扉の先に待つ者
亜空間を通り抜け、王城正面入口へと到着する一行。訪問歴がなくとも指定した場所へと行けるこの技は、ジュンの中でもかなり重宝されている。
世理が行う世界観測により、位置情報を事前把握しているからこそ可能としているが、これもまたぶっ壊れ技と言えよう。
王国中央部の街並みは至って普通の洋風。
普段であればもう少し活気のある城下町も、戦時下で敗戦が色濃く伝わっているためか閑散としている。
窓を閉めた家々が多く、人通りも少ない。
一行は歓迎されていない城門を潜り抜け、対話する者の下へと歩を進める。
城内は静寂。
理由は不明だが、守衛の兵士は一人もいない。
待ち伏せ奇襲の可能性はない。
殺気を感じないからだ。
であれば、彼らは何処に行ったのか。
他の戦場へ行く必要はないし、王国がすでに陥落していることもない。
まだこの国の王は生存し、征服者の訪れを待っている。
その王の待つ部屋の扉前で、ジュンに声掛けたのは守護者の零。
「新界を使用していただけますでしょうか?」
零の発した言については、全く意味を解せない。
(どゆこと?なんで、今ここで?今から王様と会うのよ、分かってる?)
無言の主に対して、零は要望を引き下げる素振りも見せない。純粋に丁寧に懇願している。
「何故だ?」
「準備をしておきたいのです。事前情報は仕入れておりますので、唯壊をこの場所に送っていただけますか?唯壊本人には先程承諾いただいております」
(へ?どゆこと?ますます分からないんだけど。読心術?念波?そんな会話いつしたのよ。何かのサプライズ??)
「あんたの指図受けるの、今日だけだから」
「ええ、構いません」
(ん~〜分からない!承諾してるなら、使用するのはやぶさかでないけど、後でちゃんと教えなさいよね!)
再び亜空間が出現する。
唯壊用に小さい扉。
手を掛けたドアノブから一旦手を離した唯壊は、ジュンに行ってきますの抱擁をする──もとい、無い胸を擦りつける。

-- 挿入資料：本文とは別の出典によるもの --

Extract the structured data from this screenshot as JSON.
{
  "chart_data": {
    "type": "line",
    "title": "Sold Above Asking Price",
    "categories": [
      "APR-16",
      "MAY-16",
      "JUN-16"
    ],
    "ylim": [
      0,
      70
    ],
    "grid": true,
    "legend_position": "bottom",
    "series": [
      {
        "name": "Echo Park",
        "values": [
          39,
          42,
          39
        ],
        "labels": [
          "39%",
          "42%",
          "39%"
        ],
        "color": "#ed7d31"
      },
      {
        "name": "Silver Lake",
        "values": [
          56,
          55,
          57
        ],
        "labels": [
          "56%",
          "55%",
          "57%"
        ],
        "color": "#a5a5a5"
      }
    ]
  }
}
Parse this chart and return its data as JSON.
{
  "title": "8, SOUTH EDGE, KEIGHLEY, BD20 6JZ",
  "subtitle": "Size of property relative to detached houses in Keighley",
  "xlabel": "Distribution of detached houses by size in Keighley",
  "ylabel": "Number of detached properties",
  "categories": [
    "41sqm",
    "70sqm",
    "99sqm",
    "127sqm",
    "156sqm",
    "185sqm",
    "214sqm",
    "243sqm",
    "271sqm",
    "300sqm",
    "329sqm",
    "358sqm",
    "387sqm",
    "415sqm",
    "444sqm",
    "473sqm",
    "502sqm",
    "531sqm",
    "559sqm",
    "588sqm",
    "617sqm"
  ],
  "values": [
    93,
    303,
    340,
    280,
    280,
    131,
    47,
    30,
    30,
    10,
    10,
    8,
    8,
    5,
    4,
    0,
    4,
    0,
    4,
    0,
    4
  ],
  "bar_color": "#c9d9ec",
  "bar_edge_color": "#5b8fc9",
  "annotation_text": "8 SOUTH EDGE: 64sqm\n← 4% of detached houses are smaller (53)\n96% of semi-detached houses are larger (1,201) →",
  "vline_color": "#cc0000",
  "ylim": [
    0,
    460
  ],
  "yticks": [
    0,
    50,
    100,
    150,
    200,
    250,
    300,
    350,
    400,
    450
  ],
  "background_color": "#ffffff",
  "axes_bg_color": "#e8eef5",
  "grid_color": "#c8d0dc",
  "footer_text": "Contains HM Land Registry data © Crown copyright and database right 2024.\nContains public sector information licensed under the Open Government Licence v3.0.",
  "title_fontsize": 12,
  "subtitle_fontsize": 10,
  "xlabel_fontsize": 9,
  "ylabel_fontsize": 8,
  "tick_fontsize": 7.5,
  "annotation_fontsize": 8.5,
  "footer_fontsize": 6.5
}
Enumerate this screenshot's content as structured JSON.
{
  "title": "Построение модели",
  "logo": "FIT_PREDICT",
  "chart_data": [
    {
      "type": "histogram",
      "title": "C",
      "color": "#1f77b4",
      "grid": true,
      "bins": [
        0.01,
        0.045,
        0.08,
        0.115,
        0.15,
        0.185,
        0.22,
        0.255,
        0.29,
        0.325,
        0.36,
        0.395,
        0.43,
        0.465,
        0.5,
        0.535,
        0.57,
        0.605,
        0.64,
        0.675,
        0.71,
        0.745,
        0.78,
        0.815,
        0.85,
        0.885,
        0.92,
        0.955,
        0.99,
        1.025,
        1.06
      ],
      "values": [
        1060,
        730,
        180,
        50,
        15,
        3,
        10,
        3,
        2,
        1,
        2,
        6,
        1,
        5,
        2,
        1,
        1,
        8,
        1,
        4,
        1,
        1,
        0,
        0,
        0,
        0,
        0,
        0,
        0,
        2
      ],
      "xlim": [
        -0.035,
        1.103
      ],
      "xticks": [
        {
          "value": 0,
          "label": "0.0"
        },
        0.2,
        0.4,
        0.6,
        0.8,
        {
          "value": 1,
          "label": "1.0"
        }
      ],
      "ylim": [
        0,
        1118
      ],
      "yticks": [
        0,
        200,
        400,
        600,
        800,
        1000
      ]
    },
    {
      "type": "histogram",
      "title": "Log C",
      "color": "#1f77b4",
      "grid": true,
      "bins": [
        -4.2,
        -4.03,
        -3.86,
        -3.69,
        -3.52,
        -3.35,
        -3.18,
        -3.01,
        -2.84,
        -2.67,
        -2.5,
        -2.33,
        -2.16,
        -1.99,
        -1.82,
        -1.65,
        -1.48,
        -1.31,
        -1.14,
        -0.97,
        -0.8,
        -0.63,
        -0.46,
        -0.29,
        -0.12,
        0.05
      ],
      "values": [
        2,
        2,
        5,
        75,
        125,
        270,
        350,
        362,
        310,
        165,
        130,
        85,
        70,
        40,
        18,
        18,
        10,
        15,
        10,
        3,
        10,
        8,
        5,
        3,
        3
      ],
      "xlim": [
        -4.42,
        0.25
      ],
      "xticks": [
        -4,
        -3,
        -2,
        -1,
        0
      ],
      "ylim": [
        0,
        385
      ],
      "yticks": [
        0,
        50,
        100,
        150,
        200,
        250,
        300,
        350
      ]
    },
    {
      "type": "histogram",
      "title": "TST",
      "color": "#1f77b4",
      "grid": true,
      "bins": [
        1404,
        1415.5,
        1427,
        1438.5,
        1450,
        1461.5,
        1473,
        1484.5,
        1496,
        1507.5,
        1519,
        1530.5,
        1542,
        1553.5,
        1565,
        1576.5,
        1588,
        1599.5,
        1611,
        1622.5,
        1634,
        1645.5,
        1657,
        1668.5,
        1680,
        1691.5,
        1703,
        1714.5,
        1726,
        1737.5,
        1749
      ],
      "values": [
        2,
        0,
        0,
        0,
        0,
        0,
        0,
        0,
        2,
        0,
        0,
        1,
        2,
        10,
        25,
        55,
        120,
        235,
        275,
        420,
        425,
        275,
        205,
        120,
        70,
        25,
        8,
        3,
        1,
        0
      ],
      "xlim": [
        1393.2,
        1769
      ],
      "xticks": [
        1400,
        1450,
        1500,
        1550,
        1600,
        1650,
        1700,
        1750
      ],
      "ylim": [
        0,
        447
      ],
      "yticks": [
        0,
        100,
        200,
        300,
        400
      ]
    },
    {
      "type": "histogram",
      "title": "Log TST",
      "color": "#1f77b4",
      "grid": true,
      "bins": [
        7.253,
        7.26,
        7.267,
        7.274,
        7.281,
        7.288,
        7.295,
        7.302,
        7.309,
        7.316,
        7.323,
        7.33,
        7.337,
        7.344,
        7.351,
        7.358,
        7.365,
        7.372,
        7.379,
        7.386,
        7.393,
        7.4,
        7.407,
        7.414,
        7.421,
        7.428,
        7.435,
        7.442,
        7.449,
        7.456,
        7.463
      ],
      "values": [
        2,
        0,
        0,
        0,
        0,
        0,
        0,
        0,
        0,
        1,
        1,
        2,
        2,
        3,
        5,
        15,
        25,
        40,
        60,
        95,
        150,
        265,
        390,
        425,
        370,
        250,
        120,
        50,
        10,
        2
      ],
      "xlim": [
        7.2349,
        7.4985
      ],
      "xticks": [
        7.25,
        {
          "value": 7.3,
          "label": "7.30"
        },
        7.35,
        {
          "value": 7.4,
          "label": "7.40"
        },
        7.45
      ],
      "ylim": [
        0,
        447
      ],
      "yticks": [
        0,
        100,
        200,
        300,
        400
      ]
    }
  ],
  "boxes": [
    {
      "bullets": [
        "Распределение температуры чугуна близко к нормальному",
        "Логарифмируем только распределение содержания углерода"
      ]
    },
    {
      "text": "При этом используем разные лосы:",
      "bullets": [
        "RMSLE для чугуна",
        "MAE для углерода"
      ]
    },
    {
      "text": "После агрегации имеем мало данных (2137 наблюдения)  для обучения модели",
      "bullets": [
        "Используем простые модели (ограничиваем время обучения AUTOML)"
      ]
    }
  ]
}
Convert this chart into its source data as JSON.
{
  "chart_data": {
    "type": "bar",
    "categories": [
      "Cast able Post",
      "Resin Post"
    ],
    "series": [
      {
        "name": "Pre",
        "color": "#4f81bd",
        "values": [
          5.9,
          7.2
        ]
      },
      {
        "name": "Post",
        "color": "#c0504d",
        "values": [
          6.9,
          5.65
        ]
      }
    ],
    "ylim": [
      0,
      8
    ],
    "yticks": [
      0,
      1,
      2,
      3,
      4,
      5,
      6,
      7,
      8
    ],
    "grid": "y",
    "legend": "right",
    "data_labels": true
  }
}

ジュンが心の中で、『おっほ♡』と発したのは言うまでもない。
「過度なスキンシップは懲罰ものです」
すでに唯壊はいない。
(え゛っ?私?唯壊?どっち??ねぇ零……いや零さぁん、教えて〜!)
モヤモヤを抱えながらも、彼女達の主であるジュンも重い扉に手を掛ける。
待っていたのは、この国の王と王妃に護衛が一人、ジュン──いや、早乙女純にとっての大一番が始まる。